Um besser zu verstehen, was Microservices sind und warum sie so populär geworden sind, hilft ein Blick auf ihren Ursprung. Hier ein kurzer Überblick über ihre Geschichte.

Ursprünge von Microservices: Das Versprechen von Services

Wie ein Phönix wurden Microservices aus der Asche ihrer früheren Inkarnation, den Services, geboren. Vor zwei Jahrzehnten haben Architekten Services konzipiert, deren Versprechen heute durch Microservices erfüllt wird. Die serviceorientierte Architektur (aka SOA) versprach der IT-Welt eine Art Wundermittel gegen schwierig zu handhabende monolithische Applikationen.

Derzeit waren Unternehmen von Backlogs und internem Hickhack geplagt, während Startups skalierbare Produkte entwickelten, die große Marktanteile verschlangen. Nun konnten Unternehmen ihre Monolithen aufbrechen, indem sie Mini-Monolithen erstellen, die die Funktionen des Kerngeschäfts enthielten.

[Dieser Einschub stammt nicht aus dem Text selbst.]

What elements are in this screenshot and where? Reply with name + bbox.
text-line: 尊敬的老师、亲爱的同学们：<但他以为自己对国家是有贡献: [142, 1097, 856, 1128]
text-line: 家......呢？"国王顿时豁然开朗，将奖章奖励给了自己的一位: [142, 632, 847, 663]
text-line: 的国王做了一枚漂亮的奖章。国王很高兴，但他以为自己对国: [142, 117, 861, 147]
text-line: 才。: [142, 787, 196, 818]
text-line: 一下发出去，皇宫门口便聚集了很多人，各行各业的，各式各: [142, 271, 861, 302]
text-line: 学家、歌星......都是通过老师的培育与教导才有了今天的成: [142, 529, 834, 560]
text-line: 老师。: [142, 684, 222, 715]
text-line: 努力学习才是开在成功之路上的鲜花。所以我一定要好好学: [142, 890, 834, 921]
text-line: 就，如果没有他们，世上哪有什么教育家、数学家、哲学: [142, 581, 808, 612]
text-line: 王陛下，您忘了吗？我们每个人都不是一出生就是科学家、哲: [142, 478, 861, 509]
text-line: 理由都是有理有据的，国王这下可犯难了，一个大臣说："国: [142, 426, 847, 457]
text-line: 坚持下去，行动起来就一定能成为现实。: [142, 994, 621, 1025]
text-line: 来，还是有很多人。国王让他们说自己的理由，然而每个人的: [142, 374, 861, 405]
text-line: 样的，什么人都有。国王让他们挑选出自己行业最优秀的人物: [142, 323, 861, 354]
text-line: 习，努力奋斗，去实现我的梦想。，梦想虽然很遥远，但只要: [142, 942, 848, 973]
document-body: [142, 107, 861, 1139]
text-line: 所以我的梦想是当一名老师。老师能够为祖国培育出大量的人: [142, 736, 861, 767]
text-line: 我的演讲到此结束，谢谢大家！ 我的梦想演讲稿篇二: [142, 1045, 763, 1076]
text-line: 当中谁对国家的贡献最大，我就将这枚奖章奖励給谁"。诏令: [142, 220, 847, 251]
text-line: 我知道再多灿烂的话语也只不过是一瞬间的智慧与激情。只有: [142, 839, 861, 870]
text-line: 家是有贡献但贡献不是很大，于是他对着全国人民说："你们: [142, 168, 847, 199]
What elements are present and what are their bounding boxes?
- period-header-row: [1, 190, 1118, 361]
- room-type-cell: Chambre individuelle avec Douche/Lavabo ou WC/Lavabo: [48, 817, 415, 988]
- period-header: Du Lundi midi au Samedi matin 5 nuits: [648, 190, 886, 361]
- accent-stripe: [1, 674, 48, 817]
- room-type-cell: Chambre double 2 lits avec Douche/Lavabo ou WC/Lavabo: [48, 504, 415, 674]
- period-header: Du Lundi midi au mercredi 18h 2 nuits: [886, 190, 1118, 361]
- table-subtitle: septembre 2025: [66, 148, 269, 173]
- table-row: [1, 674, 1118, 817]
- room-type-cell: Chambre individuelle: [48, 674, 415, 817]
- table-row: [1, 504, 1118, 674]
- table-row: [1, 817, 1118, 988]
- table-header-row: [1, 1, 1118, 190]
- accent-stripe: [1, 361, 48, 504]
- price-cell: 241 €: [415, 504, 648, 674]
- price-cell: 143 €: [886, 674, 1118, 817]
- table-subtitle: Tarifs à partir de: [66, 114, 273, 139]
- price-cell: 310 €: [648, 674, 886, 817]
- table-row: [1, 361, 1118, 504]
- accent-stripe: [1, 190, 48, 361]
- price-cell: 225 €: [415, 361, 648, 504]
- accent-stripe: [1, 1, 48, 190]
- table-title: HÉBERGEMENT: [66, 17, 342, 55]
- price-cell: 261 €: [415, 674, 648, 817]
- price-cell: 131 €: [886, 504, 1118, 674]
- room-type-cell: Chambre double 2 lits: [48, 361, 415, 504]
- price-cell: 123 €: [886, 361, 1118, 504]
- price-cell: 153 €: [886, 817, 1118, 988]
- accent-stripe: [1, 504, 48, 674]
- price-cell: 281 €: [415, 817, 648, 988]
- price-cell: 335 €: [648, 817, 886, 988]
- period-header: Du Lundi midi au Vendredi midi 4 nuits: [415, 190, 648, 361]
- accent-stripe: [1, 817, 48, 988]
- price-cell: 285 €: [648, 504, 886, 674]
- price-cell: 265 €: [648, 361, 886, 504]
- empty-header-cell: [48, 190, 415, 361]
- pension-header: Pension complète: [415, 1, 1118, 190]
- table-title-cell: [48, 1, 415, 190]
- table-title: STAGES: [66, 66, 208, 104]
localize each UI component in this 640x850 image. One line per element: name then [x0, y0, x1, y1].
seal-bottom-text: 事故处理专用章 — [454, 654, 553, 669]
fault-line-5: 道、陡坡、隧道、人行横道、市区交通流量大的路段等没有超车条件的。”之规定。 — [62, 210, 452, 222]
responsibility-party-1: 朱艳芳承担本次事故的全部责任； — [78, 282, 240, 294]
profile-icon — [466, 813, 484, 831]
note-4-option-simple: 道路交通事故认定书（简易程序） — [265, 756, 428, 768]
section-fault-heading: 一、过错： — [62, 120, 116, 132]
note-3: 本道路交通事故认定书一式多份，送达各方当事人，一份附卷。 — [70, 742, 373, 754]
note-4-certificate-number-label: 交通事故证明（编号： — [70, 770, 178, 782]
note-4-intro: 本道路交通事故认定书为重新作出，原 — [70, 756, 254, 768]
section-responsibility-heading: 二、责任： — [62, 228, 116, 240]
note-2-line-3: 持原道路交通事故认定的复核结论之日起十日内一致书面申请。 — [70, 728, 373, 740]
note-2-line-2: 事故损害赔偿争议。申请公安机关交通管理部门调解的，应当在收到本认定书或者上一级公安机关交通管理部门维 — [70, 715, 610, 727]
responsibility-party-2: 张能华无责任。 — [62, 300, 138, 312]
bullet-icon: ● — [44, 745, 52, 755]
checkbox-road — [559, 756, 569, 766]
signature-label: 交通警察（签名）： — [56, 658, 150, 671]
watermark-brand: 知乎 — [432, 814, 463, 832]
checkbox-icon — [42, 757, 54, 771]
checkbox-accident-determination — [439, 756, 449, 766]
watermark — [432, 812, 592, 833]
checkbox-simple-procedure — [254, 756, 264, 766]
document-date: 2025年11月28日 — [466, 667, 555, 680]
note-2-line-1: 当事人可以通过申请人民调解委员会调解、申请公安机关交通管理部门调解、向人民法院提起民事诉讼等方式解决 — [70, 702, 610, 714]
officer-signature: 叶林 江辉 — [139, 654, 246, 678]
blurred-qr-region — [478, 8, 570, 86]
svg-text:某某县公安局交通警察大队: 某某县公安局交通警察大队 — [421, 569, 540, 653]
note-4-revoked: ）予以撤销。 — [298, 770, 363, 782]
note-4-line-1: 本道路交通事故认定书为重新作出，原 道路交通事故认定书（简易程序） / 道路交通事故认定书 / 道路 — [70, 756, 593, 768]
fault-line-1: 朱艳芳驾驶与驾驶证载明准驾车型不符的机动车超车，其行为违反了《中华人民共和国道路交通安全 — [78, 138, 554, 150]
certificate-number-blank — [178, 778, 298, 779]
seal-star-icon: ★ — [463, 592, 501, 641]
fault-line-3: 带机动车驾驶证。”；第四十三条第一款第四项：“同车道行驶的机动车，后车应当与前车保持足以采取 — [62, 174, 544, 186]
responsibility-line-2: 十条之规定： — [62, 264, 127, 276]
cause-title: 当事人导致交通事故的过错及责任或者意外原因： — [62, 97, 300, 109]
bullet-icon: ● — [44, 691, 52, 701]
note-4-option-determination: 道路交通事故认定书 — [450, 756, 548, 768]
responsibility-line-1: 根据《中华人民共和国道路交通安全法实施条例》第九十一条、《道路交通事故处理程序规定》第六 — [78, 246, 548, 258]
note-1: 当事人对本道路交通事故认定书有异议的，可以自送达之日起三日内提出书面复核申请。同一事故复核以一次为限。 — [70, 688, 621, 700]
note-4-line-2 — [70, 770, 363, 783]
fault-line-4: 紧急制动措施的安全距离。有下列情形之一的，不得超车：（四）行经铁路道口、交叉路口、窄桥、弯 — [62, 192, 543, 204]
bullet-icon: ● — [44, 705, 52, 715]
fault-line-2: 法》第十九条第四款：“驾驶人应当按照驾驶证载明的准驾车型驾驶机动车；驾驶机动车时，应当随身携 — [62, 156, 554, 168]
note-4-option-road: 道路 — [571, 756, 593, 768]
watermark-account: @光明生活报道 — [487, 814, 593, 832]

Ein Mini-Monolith oder besser noch ein „Minilith“ wurde geschaffen, um agile Praktiken zu fördern, einem horizontalen Team die vollständige Produktverantwortung zu übertragen und allen, die ihn brauchten, einen einfachen Zugriff auf den Service zu geben. Das war beeindruckend. Doch was geschah dann?

Der Rückschlag

Bei Services handelte sich um einen Tech-Trend, der wie fast alle Trends dem Muster einer Modeerscheinung folgte. Modeerscheinungen verschwinden, weil diejenigen, die sie initiiert haben, sie schon jahrelang praktiziert haben. Andere, die sich von ihrem Erfolg anstecken lassen, haben es jedoch schwer, die gleichen Resultate zu erzielen. Einige talentierte Entwickler haben ihre Services gründlich ausgearbeitet, während der Rest der IT-Branche neidisch zu verstehen versuchte, wie sie das Ganze so einfach aussehen lassen konnten.

Martin Fowler, einer der Begründer von Agile, erklärte einmal, dass die meisten Unternehmen nicht zu echten SOAs migrieren, sondern lediglich die Komplexität verlagern, hauptsächlich in den Enterprise Service Bus. Der Enterprise Service Bus (ESB) ist eine Middleware, die für die Kommunikation zwischen Services und ihren Consumern entwickelt wurde. Unternehmen nutzen ESBs, um die Schwierigkeiten bei der Entkopplung eines Geschäftsprozesses von seiner monolithischen Muttergesellschaft zu mildern.

Das Ergebnis ist eine Blackbox-Lösung, die zwar technisch „funktioniert“, sich aber nur schwer ändern, testen und verwalten lässt. Martin Fowler beschloss deshalb, die Abkürzung ESB als Erroneous Spaghetti Boxes zu verstehen.

Die Einführung von Microservices

Haben Sie bei einer Präsentation schon einmal festgestellt, dass Ihre Zuhörer eine eindeutig falsch interpretierte Version Ihres Vortrags wiedergegeben haben? Erinnern Sie sich im Zweifelsfall an Situationen, in denen es auffällig viel Kopfnicken gab. Genau so fühlten sich Entwickler, als die Unternehmenswelt das Thema serviceorientierte Architekturen in Beschlag nahm.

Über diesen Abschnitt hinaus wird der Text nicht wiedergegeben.